I Built a Fabric Finder Tool for Sports Jerseys for B1 Apparels
Source: Dev.to
When people think about sports jerseys, they usually focus on design, colors, or fit.
But after working around sportswear, I kept noticing something else: people were often wearing the wrong fabric for their conditions — especially in hot or humid environments. That observation led me to build a small fabric finder tool, which helped me understand how complex fabric selection actually is.
Tool: Sportswear Fabric Recommender
The Real Problem: Too Many Variables
Choosing a jersey fabric seems simple at first glance, but multiple variables interact:
- Temperature
- Humidity
- Type of sport
- Intensity of activity
- Fit preference
Each factor changes how a fabric performs. For example:
- A breathable polyester might work great in dry heat.
- The same fabric can feel uncomfortable in high humidity.
- A tight fit changes airflow and heat retention completely.
These nuances directly affect comfort, yet most users don’t consider them.
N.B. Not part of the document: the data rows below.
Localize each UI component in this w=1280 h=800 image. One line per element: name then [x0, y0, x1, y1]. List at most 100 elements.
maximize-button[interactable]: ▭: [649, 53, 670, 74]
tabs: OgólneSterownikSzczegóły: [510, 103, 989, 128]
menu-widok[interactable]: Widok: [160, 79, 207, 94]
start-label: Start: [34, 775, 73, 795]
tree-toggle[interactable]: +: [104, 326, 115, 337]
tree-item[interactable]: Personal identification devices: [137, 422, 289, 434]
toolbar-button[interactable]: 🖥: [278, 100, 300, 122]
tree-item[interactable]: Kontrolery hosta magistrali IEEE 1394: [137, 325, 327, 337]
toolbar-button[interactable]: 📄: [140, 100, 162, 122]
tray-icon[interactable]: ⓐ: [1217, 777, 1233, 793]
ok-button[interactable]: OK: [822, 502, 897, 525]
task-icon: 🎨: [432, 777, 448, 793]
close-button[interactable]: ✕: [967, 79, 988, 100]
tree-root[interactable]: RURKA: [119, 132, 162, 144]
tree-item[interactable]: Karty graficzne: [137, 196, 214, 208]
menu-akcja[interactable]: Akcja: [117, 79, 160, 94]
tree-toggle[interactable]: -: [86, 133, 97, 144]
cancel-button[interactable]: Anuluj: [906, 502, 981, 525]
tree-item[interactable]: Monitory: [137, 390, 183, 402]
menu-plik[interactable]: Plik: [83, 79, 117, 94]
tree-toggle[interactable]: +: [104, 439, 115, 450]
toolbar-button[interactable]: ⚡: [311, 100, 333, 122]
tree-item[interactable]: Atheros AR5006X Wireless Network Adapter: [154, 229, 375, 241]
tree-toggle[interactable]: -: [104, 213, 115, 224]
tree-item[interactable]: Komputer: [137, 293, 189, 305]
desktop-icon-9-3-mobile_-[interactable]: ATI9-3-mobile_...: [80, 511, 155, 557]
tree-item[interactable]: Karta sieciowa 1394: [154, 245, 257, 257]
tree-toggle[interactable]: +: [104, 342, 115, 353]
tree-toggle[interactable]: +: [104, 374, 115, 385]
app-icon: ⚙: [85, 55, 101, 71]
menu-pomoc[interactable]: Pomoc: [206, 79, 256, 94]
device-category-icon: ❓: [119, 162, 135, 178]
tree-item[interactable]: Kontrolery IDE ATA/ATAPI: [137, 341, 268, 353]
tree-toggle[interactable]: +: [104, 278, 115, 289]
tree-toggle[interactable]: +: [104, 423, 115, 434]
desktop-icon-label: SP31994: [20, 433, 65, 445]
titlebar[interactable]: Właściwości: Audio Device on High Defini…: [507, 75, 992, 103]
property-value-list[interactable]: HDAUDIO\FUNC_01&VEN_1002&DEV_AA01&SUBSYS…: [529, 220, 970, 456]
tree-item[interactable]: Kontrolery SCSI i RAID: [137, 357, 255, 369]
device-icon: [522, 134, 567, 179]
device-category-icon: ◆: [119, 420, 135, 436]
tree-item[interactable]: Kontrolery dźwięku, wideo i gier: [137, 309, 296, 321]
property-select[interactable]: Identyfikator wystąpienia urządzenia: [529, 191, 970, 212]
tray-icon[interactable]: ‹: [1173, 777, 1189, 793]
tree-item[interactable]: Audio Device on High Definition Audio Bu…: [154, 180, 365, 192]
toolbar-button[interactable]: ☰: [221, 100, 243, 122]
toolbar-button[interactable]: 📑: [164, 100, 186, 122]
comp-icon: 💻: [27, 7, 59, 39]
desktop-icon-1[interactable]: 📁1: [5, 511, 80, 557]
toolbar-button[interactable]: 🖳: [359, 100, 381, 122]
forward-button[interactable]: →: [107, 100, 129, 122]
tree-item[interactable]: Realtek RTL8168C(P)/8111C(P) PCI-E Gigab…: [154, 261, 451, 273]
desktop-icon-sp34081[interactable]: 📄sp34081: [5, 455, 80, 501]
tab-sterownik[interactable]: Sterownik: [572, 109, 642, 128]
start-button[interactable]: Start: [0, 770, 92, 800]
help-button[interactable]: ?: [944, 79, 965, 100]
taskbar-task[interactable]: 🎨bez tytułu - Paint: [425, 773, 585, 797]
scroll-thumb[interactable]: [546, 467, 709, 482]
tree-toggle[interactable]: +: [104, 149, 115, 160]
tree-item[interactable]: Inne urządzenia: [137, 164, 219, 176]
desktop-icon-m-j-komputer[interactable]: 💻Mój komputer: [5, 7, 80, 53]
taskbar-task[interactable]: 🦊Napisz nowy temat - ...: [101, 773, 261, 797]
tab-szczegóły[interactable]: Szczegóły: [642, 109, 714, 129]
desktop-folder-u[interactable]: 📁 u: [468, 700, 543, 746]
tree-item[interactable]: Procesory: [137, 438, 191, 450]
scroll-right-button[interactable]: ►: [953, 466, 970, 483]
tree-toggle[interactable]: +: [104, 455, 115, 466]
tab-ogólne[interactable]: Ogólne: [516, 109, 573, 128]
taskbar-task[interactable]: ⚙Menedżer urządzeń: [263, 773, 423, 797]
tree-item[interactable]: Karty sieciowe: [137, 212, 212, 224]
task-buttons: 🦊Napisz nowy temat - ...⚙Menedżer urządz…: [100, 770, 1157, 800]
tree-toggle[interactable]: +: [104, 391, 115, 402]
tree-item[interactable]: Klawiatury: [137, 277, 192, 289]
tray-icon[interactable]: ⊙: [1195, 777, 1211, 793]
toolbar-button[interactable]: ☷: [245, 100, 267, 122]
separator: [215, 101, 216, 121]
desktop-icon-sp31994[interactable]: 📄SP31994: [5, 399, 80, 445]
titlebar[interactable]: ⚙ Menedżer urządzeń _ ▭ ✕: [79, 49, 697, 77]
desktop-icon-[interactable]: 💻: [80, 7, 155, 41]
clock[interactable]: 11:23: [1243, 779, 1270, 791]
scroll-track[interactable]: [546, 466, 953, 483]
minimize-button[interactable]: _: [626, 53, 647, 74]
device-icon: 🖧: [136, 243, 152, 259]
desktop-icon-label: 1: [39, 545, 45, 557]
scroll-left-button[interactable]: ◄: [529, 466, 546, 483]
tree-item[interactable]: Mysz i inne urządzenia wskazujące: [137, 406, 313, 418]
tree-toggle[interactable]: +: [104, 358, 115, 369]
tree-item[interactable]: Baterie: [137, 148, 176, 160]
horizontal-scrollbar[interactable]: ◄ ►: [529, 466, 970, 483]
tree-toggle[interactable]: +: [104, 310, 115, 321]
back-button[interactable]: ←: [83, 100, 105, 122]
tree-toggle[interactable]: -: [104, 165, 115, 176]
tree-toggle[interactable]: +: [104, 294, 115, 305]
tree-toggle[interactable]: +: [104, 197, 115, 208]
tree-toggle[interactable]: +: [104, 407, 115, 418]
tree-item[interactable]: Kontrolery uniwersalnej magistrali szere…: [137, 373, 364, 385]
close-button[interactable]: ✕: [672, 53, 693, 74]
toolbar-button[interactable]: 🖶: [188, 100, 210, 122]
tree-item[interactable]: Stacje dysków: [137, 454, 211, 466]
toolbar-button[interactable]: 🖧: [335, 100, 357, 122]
Why Static Fabric Advice Fails
Most online guides say things like:
- “Use polyester for sports.”
- “Mesh is breathable.”
While true, these static recommendations ignore:
- Context (weather + activity)
- Interaction between variables
- Real‑world usage
There’s no simple way to combine these inputs into a decision, which creates a gap.
Building the Fabric Finder Tool
I built a lightweight tool that takes real‑world inputs and returns a practical recommendation.

Inputs
- Temperature
- Humidity
- Weather condition
- Sport (football, basketball, baseball, etc.)
- Fit preference
Output
- Fabric type (e.g., polyester mesh, blend, thermal)
- Jersey type (breathable, compression, etc.)
- Fabric weight (light / medium / heavy)
- Short reasoning

The goal wasn’t to make it “AI‑heavy,” but to make it useful and structured.
Key Insight: Context > Material
The biggest lesson from building this tool is that the “best fabric” doesn’t exist—only the best fabric for a situation.
- Hot + humid: airflow + moisture‑wicking become critical.
- Cold: insulation matters more than breathability.
- High‑intensity sports: lightweight + stretch is key.
Shifting from material‑first to context‑first thinking is what the tool aims to solve.
Translating Real‑World Logic into Code
Instead of relying on generic recommendations, I structured the logic as follows:
- Weather conditions influence base fabric selection.
- Sport type modifies durability vs. breathability.
- Fit preference adjusts stretch and compression.
- Output combines all factors into a single recommendation.
The logic isn’t overly complex, but it mirrors how decisions are made in practice.
Why This Matters (Beyond Sportswear)
The project illustrates a broader idea: many everyday decisions are multi‑variable problems, yet we treat them as single‑variable choices. By structuring inputs and mapping them to outcomes, we can turn:
- Guesswork → Logic
- Opinions → Systems
Final Thoughts
Building this tool made me realize that even something as simple as a jersey involves layered decision‑making. Most users don’t need technical details—they need clear, contextual recommendations. Sometimes the value isn’t in advanced AI or complex systems… it’s in organizing the right variables in a way that actually makes sense.